80年以上にわたりインド太平洋地域で活動している米国は、同地域のすべての国の発展・繁栄を目的として合意した規則に基づく秩序の維持に専念する提携国としての立場を実証してきた。

最近、特に中国が地域の安定性を崩壊し得る行動を続けていることを踏まえ、米インド太平洋軍(USINDOPACOM)司令官のジョン・C・アキリーノ(John Aquilino)大将は同盟・提携諸国に向けて任務に着実に取り組む米国の方針を改めて表明した。

米国国防総省が発表したところでは、2021年8月上旬にコロラド州で開催されたアスペンセキュリティフォーラム(Aspen Security Forum)で講演したアキリーノ大将は、「すべての国の航行の自由を確保し、(地域の)相互繁栄を促す安定と平和の維持を保証するため米国は今後も同地域で活動に取り組む」と述べている。

同大将はまた、引き続き香港南シナ海台湾に攻撃的な姿勢を示す中国に対する懸念を表明し、中国は言葉と行動が一致していないと話している。

たとえば、香港返還に関連して1984年に中国と英国の間で締結された「英中共同声明」の内容に中国は合意したはずであった。英中共同声明により英国の植民地であった香港の主権が中国に返還されることになったが、香港は独自の行政長官、行政部門、立法会、司法機構が都市の法制度を運用する特別行政区として確立され、返還後50年間、つまり2047年までは高度な自治を維持できることが約束された。

しかし、方針転換を図った中国は宣言の効力を軽視し始め、同宣言は香港の統治方法には適用されないと主張するようになった。英国当局や米国などの他諸国は中国の主張に反対している。

アキリーノ大将は、「現在の中国の行動は、署名時に声明に遵守する意図を示した中国政府の言葉とは完全にかけ離れている」とし、「中印国境でも同様の行動が見られる。米国はこれを懸念として捉えている。

新疆ウイグル自治区のウイグル人に対する政策および米国や同士国が尊重する尊厳、尊敬、人権を侵害している事実に目を向けていただきたい。米国はこれも懸念として捉えている」と述べている。

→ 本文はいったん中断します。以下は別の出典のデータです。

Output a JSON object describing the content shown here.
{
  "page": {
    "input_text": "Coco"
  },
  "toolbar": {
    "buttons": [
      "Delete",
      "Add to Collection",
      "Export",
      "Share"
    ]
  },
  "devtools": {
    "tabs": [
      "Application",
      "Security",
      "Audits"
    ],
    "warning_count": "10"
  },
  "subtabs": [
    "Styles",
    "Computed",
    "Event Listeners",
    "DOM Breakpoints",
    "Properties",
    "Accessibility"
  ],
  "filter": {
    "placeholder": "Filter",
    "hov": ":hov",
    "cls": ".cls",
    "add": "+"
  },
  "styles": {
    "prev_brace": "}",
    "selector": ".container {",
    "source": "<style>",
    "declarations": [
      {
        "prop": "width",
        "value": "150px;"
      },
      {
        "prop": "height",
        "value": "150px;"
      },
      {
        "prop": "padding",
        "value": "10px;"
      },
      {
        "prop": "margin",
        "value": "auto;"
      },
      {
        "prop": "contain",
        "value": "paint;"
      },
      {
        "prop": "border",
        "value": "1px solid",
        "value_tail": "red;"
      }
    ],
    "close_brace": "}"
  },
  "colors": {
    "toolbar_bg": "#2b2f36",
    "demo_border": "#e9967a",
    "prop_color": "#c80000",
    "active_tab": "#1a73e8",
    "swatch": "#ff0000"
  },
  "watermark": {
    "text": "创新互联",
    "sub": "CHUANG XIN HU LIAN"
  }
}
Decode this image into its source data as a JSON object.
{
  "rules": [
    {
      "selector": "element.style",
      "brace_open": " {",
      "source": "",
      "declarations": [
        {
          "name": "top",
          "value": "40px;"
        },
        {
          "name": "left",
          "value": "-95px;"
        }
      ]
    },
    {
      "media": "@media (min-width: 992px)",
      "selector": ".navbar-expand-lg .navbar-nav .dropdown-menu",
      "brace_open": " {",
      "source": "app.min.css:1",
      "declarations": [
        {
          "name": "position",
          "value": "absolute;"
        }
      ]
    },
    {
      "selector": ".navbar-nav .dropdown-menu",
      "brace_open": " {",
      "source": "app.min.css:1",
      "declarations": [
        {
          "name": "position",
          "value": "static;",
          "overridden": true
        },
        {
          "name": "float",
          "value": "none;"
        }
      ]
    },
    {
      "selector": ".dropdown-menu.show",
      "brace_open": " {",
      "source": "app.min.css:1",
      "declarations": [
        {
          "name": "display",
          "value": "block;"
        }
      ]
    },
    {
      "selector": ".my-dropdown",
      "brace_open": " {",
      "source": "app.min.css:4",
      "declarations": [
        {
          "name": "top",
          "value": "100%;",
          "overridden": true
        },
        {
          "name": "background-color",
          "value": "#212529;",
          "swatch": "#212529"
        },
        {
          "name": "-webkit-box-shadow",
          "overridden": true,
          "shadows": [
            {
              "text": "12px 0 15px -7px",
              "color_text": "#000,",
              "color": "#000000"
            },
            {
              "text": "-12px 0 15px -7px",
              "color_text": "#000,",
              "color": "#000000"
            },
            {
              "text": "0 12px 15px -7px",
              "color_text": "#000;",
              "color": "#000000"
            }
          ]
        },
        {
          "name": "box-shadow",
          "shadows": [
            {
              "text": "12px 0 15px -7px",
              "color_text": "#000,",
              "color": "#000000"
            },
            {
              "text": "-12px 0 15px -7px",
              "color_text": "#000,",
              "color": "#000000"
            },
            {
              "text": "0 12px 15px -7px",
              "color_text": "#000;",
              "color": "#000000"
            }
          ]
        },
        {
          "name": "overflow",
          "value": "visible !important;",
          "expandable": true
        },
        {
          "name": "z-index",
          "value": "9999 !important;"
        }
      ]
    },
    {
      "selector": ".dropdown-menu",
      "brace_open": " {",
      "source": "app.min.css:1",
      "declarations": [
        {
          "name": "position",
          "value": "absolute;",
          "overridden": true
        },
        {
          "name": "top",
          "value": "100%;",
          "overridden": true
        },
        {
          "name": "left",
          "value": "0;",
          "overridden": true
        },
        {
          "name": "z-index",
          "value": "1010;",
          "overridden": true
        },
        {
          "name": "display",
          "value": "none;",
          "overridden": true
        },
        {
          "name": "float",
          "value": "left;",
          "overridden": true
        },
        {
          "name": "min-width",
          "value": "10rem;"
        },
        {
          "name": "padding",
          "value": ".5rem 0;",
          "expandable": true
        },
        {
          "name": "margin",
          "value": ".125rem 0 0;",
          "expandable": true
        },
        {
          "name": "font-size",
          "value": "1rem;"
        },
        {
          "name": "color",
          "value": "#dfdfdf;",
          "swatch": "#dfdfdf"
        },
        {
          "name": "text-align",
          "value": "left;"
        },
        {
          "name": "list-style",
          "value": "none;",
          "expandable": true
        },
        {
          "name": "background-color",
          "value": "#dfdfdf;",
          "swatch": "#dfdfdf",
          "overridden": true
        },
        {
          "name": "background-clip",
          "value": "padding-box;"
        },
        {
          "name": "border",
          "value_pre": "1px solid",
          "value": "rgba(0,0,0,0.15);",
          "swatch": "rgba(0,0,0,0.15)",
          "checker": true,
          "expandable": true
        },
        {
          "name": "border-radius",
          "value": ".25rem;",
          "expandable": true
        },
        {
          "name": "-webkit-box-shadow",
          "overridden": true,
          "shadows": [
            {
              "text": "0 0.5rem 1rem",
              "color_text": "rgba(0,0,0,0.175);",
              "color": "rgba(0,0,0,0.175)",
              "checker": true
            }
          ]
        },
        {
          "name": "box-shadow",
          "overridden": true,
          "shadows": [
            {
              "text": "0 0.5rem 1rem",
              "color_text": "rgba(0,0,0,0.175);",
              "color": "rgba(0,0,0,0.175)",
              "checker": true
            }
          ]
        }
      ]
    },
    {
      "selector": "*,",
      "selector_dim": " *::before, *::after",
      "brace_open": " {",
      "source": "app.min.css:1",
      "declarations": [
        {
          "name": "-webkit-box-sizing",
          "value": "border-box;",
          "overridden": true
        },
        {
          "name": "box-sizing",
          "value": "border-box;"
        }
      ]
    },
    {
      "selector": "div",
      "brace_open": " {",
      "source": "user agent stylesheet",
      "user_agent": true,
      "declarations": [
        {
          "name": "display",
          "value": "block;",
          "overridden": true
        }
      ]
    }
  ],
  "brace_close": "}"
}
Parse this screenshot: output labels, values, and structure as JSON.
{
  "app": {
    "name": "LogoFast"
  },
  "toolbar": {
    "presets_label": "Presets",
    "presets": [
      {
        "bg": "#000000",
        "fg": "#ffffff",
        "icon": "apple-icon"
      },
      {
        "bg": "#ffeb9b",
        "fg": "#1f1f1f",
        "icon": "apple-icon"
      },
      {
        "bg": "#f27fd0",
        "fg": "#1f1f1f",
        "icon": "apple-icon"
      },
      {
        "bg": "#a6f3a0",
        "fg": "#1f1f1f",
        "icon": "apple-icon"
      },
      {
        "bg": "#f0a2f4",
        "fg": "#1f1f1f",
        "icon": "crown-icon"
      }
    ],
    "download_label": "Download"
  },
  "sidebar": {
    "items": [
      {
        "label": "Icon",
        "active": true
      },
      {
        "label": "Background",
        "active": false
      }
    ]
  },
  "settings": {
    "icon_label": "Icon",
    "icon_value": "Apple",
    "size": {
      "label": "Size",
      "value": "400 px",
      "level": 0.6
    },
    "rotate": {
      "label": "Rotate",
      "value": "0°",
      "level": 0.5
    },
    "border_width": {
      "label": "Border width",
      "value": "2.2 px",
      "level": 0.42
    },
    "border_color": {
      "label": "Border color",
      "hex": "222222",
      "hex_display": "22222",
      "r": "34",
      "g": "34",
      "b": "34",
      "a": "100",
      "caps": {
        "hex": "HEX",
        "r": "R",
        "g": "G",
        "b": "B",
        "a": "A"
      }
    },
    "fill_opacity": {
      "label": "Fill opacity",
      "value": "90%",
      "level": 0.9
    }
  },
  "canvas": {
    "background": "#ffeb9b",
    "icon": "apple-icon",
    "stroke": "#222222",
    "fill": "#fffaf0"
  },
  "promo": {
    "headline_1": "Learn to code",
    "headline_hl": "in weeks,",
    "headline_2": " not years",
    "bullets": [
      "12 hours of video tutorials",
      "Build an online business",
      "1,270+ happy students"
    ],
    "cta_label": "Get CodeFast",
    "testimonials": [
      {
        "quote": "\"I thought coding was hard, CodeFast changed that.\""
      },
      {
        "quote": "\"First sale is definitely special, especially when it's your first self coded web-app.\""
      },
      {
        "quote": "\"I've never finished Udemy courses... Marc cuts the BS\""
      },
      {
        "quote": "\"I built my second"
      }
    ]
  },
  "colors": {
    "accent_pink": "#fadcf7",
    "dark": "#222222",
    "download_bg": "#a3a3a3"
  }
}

同大将によると南シナ海における中国の行動は、同地域の他諸国が共有する「自由で開かれたインド太平洋」構想に反する。 同大将はまた、「米国は南シナ海全域に対する[中国の]違法な領有権主張も懸念している。同国の主張により生計から漁業や天然資源の獲得に至るまで、同地域の国すべてに直接的な悪影響が及ぶ」とし、「こうした理由により米国は切迫感を持って統合抑止措置を速やかに講じる必要がある」と語っている。

米インド太平洋軍は地域全体の同盟・提携諸国と協力を図りながら、主権と繁栄の維持および緊張緩和に対する諸国の必要性と欲求を理解することに努めている。

同大将は、「米国は同盟・提携諸国と時間をかけて協力を図ることで、法治に基づく国際秩序の維持と違法な主張による問題発生の抑制に取り組んでいる」とし、「中国政府は最近、他国が領有権を主張する場所も含め同地域における80ヵ所の陸地や水域の名称を一方的に変更した。

これは同地域の全諸国の期待と信念を裏切るものであり、発展・繁栄を維持する上で必要な活動とは対極をなす」と述べている。

アキリーノ大将が主張するところでは、歴史に基づく海域と陸地の主権を勝手に変更して改名する中国の行動は、「自由で開かれたインド太平洋」構想を共有する諸国の信念に反するものである。

安定、繁栄、法治に基づく秩序を重視する諸国は、支援を約束した米国の固い信念を信じることで、こうした共通目標を確実に達成することができる。